La sarabande des pantins, qu'il ne faut bien entendu pas confondre avec son homonyme signé Martin Scorsese, est un film à sketches, exercice peu visité par Hollywood, contrairement au cinéma européen et italien en particulier. Il a pour fil rouge l'auteur O. Henry (d'où son titre original : O. Henry's Full House), nom de plume de William Sidney Porter, dont sont adaptées cinq nouvelles. Cet écrivain demeure assez méconnu chez nous, tout comme ce long-métrage rarement (si ce n'est jamais) diffusé à la télévision.
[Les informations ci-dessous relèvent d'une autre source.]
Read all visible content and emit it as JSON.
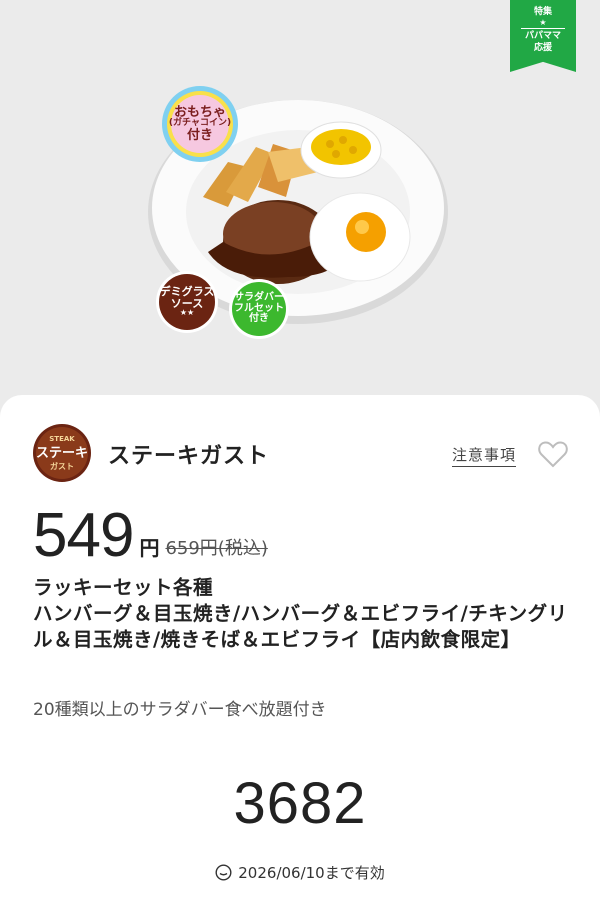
{
  "corner_tag": {
    "line1": "特集",
    "star": "★",
    "line2": "パパママ",
    "line3": "応援",
    "color": "#21a845"
  },
  "badges": {
    "toy": {
      "line1": "おもちゃ",
      "line2": "(ガチャコイン)",
      "line3": "付き"
    },
    "demi": {
      "line1": "デミグラス",
      "line2": "ソース",
      "stars": "★★"
    },
    "salad": {
      "line1": "サラダバー",
      "line2": "フルセット",
      "line3": "付き"
    }
  },
  "brand": {
    "logo_top": "STEAK",
    "logo_main": "ステーキ",
    "logo_bottom": "ガスト",
    "name": "ステーキガスト"
  },
  "notes_link": "注意事項",
  "favorite_icon": "heart-outline-icon",
  "price": {
    "value": "549",
    "unit": "円",
    "original": "659円(税込)"
  },
  "title": "ラッキーセット各種\nハンバーグ＆目玉焼き/ハンバーグ＆エビフライ/チキングリル＆目玉焼き/焼きそば＆エビフライ【店内飲食限定】",
  "subtitle": "20種類以上のサラダバー食べ放題付き",
  "coupon_code": "3682",
  "expiry": "2026/06/10まで有効",
  "colors": {
    "accent_green": "#21a845",
    "badge_brown": "#6b2412",
    "badge_green": "#3cb82e"
  }
}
Au vu de son casting tant derrière que devant la caméra, on devine pourtant l'ambition de la Fox désireuse de rendre hommage à cet écrivain important du patrimoine américain. Le studio convoque pour ce faire la crème de ses comédiens, de grands réalisateurs tandis que, excusez du peu, l'immense John Steinbeck est chargé de présenter chaque saynète. A le voir, on ne comprend guère pourquoi ce film reste quasi invisible en France et ce d'autant plus quand on sait que Howard Hawks, Henry King et Henry Hathaway ont contribué à sa réalisation ! 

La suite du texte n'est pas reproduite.